Мужик ухватился за повод и кричал:
– Как хотите, господин офицер, хоть убейте, лошадь не отдам, последняя. Разоряете совсем ведь.
Мотовилов был взбешен сопротивлением. Грубо оттолкнув ползающую на коленях женщину, он подбежал к крестьянину и со всего размаху ударил его нагайкой по лицу. Мужик схватился руками за глаза, взвизгнул и упал на снег.
– Батюшки, глаза выхлыснули? – закричала женщина и бросилась к мужу.

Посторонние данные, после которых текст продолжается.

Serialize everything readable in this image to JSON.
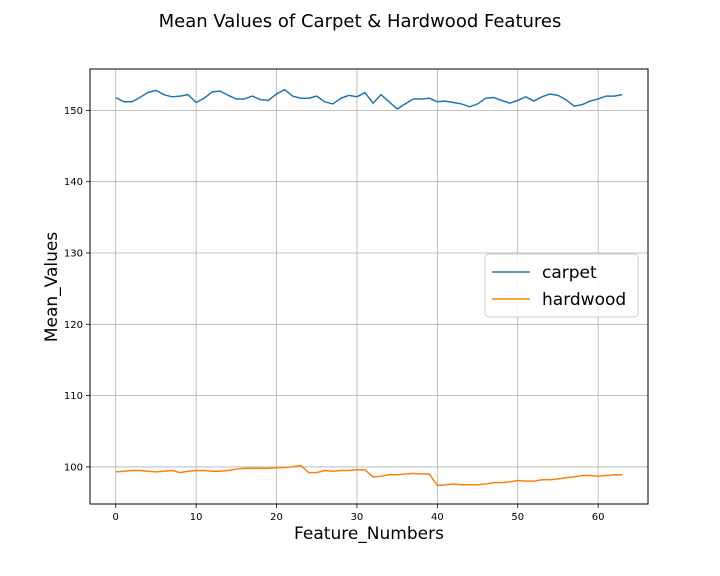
{
  "chart_data": {
    "type": "line",
    "title": "Mean Values of Carpet & Hardwood Features",
    "xlabel": "Feature_Numbers",
    "ylabel": "Mean_Values",
    "xlim": [
      -3.2,
      66.2
    ],
    "ylim": [
      94.8,
      155.8
    ],
    "xticks": [
      0,
      10,
      20,
      30,
      40,
      50,
      60
    ],
    "yticks": [
      100,
      110,
      120,
      130,
      140,
      150
    ],
    "grid": true,
    "legend_position": "center-right",
    "series": [
      {
        "name": "carpet",
        "color": "#1f77b4",
        "x": [
          0,
          1,
          2,
          3,
          4,
          5,
          6,
          7,
          8,
          9,
          10,
          11,
          12,
          13,
          14,
          15,
          16,
          17,
          18,
          19,
          20,
          21,
          22,
          23,
          24,
          25,
          26,
          27,
          28,
          29,
          30,
          31,
          32,
          33,
          34,
          35,
          36,
          37,
          38,
          39,
          40,
          41,
          42,
          43,
          44,
          45,
          46,
          47,
          48,
          49,
          50,
          51,
          52,
          53,
          54,
          55,
          56,
          57,
          58,
          59,
          60,
          61,
          62,
          63
        ],
        "y": [
          151.8,
          151.2,
          151.2,
          151.8,
          152.5,
          152.8,
          152.2,
          151.9,
          152.0,
          152.2,
          151.1,
          151.7,
          152.6,
          152.7,
          152.1,
          151.6,
          151.6,
          152.0,
          151.5,
          151.4,
          152.3,
          152.9,
          152.0,
          151.7,
          151.7,
          152.0,
          151.2,
          150.9,
          151.7,
          152.1,
          151.9,
          152.5,
          151.0,
          152.2,
          151.2,
          150.2,
          150.9,
          151.6,
          151.6,
          151.7,
          151.2,
          151.3,
          151.1,
          150.9,
          150.5,
          150.9,
          151.7,
          151.8,
          151.4,
          151.0,
          151.4,
          151.9,
          151.3,
          151.9,
          152.3,
          152.1,
          151.5,
          150.6,
          150.8,
          151.3,
          151.6,
          152.0,
          152.0,
          152.2
        ]
      },
      {
        "name": "hardwood",
        "color": "#ff7f0e",
        "x": [
          0,
          1,
          2,
          3,
          4,
          5,
          6,
          7,
          8,
          9,
          10,
          11,
          12,
          13,
          14,
          15,
          16,
          17,
          18,
          19,
          20,
          21,
          22,
          23,
          24,
          25,
          26,
          27,
          28,
          29,
          30,
          31,
          32,
          33,
          34,
          35,
          36,
          37,
          38,
          39,
          40,
          41,
          42,
          43,
          44,
          45,
          46,
          47,
          48,
          49,
          50,
          51,
          52,
          53,
          54,
          55,
          56,
          57,
          58,
          59,
          60,
          61,
          62,
          63
        ],
        "y": [
          99.3,
          99.4,
          99.5,
          99.5,
          99.4,
          99.3,
          99.4,
          99.5,
          99.2,
          99.4,
          99.5,
          99.5,
          99.4,
          99.4,
          99.5,
          99.7,
          99.8,
          99.8,
          99.8,
          99.8,
          99.9,
          99.9,
          100.0,
          100.2,
          99.2,
          99.2,
          99.5,
          99.4,
          99.5,
          99.5,
          99.6,
          99.6,
          98.6,
          98.7,
          98.9,
          98.9,
          99.0,
          99.1,
          99.0,
          99.0,
          97.4,
          97.5,
          97.6,
          97.5,
          97.5,
          97.5,
          97.6,
          97.8,
          97.8,
          97.9,
          98.1,
          98.0,
          98.0,
          98.2,
          98.2,
          98.3,
          98.5,
          98.6,
          98.8,
          98.8,
          98.7,
          98.8,
          98.9,
          98.9
        ]
      }
    ]
  }
}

Батальон пошел. Оглядываясь назад, Мотовилов видел, как на крик хозяйки выскочили соседи и несколько баб принялись громко выть, причитая. Верстах в трех от деревни дорога поворачивала сначала вправо, потом влево, образуя нечто вроде большого колена. Командир решил, что самое лучшее будет напасть на обоз в месте сгиба дороги, так как тогда задние и передние подводы за поворотами ничего не будут видеть и, услышав стрельбу, постараются удрать. Мотовилов расположил батальон за ближайшими деревьями и стал пропускать обозы, выбирая наиболее подходящие для нападения. После нескольких десятков минут ожидания с засадой поравнялись подводы беженцев на шикарных лошадях и остатки какого-то штаба или штабной канцелярии. Пули взвизгнули над головами беженцев. Мотовилов с револьвером выскочил из-за деревьев.
– Ура! Сдавайтесь! Сдавайтесь!
Черноусов схватил под уздцы высокого тонконогого вороного.

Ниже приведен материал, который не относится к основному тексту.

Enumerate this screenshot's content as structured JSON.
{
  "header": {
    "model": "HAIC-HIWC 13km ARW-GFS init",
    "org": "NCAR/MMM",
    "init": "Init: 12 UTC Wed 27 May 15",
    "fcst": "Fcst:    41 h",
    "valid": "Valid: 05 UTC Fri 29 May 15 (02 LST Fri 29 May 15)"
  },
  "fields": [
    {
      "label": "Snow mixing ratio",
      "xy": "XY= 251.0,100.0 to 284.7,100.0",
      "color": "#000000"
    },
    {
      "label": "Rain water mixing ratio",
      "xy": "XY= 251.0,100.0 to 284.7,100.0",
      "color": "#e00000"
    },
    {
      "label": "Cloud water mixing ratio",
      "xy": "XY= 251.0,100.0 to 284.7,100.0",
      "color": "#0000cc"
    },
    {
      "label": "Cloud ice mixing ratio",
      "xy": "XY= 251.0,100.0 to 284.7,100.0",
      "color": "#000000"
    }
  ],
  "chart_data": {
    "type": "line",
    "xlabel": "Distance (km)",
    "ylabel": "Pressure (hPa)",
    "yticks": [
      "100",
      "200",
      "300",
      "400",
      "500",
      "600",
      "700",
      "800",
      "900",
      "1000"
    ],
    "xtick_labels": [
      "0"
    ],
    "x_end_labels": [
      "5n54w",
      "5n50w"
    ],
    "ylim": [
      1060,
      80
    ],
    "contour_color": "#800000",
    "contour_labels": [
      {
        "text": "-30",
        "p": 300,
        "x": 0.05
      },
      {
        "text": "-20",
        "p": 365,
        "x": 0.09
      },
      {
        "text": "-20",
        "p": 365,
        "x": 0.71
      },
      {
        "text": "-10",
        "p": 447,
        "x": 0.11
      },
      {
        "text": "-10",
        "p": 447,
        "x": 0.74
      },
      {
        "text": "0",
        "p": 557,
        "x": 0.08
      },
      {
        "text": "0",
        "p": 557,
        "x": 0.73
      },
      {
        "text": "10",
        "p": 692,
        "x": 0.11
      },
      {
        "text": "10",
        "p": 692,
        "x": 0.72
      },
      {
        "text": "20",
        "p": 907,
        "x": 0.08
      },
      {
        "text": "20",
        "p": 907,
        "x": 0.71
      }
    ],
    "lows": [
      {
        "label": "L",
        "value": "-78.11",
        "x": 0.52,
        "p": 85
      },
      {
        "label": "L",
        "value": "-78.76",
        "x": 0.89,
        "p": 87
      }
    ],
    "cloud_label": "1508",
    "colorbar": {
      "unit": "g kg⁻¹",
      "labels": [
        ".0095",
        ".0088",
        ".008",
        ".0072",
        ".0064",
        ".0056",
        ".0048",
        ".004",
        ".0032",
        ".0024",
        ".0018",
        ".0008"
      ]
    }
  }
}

N-цы черным кольцом облепили обоз.
– Сдавайтесь!
Пожилой полковник с рыжей бородкой клинышком, в большой белой папахе дрожащей рукой отстегивал крышку кобуры.
– Жорж, скорее убей нас!
Жена полковника прижимала к себе семилетнего сына. Глаза женщины с ужасом перебегали от цепи N-цев на руку мужа. Блестящий никелированный браунинг мягко стукнул у виска. Длинная шуба и длинноухая шапка откинулись в сторону, свалились из саней. Револьвер опять стукнул. Мальчик не успел заплакать, скатился под сиденье. Рыжая бородка острым клинышком поднялась кверху, папаха слетела. Полковник перегнулся на спинке кошевки. Остальные сдались. Победитель развязно предложил пленникам выйти из саней. Люди, дрожащие от страха, молча повиновались. Женщины плакали. Офицер начал сортировать вещи своих жертв. В снег полетели чемоданы с бельем, ящики с посудой, пишущие машинки, канцелярские книги, бумаги. Оставлено было только съестное. Разгрузив обоз, Мотовилов приказал переложить Барановского в другие сани.

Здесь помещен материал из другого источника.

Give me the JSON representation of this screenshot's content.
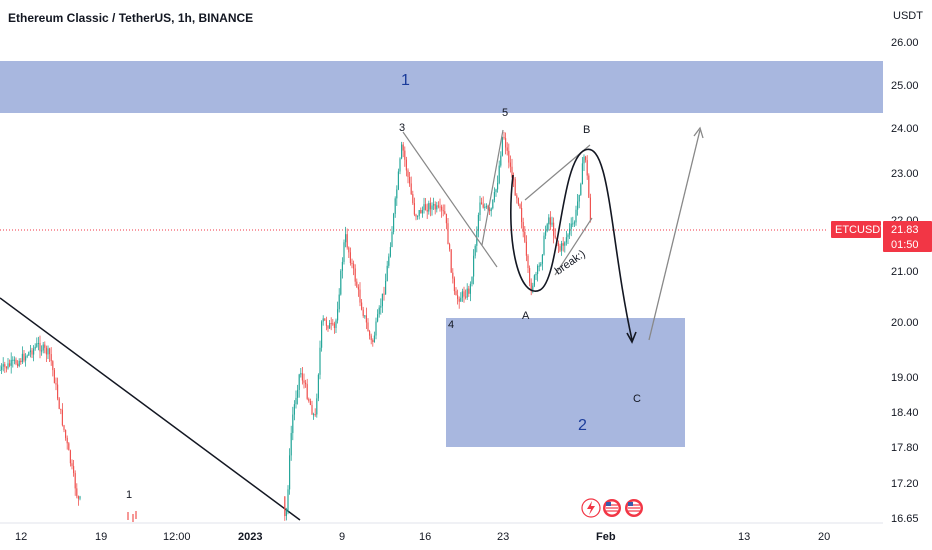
{
  "header": {
    "title": "Ethereum Classic / TetherUS, 1h, BINANCE"
  },
  "price_axis": {
    "unit_label": "USDT",
    "ticks": [
      "26.00",
      "25.00",
      "24.00",
      "23.00",
      "22.00",
      "21.00",
      "20.00",
      "19.00",
      "18.40",
      "17.80",
      "17.20",
      "16.65"
    ]
  },
  "time_axis": {
    "ticks": [
      "12",
      "19",
      "12:00",
      "2023",
      "9",
      "16",
      "23",
      "Feb",
      "13",
      "20"
    ]
  },
  "symbol_badge": {
    "symbol": "ETCUSDT",
    "price": "21.83",
    "countdown": "01:50",
    "color": "#f23645"
  },
  "annotations": {
    "zone_1": "1",
    "zone_2": "2",
    "wave_labels": [
      "3",
      "5",
      "B",
      "A",
      "4",
      "C",
      "1"
    ],
    "break_text": "break:)"
  },
  "colors": {
    "up_candle": "#26a69a",
    "down_candle": "#ef5350",
    "zone_fill": "#8b9fd4",
    "price_line": "#f23645"
  },
  "event_icons": [
    "flash-event-icon",
    "us-flag-event-icon",
    "us-flag-event-icon"
  ],
  "chart_data": {
    "type": "candlestick",
    "symbol": "ETCUSDT",
    "exchange": "BINANCE",
    "timeframe": "1h",
    "price_scale": "log",
    "y_ticks": [
      26.0,
      25.0,
      24.0,
      23.0,
      22.0,
      21.0,
      20.0,
      19.0,
      18.4,
      17.8,
      17.2,
      16.65
    ],
    "last_price": 21.83,
    "x_ticks": [
      "12",
      "19",
      "12:00",
      "2023",
      "9",
      "16",
      "23",
      "Feb",
      "13",
      "20"
    ],
    "approx_close_path": [
      {
        "x": "12",
        "y": 19.2
      },
      {
        "x": "19",
        "y": 17.0
      },
      {
        "x": "2023",
        "y": 16.7
      },
      {
        "x": "9",
        "y": 21.5
      },
      {
        "x": "16",
        "y": 23.5
      },
      {
        "x": "16",
        "y": 20.0
      },
      {
        "x": "23",
        "y": 23.8
      },
      {
        "x": "23",
        "y": 20.5
      },
      {
        "x": "Feb",
        "y": 23.5
      },
      {
        "x": "Feb",
        "y": 21.83
      }
    ],
    "zones": [
      {
        "label": "1",
        "from": 24.4,
        "to": 25.6
      },
      {
        "label": "2",
        "from": 17.8,
        "to": 20.1
      }
    ]
  }
}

– Вот вам две подводы под вещи.
Офицер взглянул на кучку дрожащих пленников, нагло оскалил зубы:
– Расстреливать мы вас не будем.
Дорога впереди очистилась. Мотовилов повел батальон рысью.
25. У НАС МАЛО ПАТРОНОВ
Снег белой искрящейся накипью садился на зеленые иглы деревьев, пенясь, стекал по корявым темно-красным стволам, пушистыми, легкими клубами расползался под корнями. Холодные, мягкие потоки заливали тайгу и кривую узкую дорогу. Раненых убрали. Замерзшая кровь рассыпалась пунцовыми лепестками мертвых цветов. Убитые лежали кучкой. Поручик Нагибин и прапорщик Скрылев с синими, помертвевшими каменными лицами медленно раздевались. Семеро партизан, опершись на винтовки, ждали. Черная доха Петра Быстрова серебрилась инеем.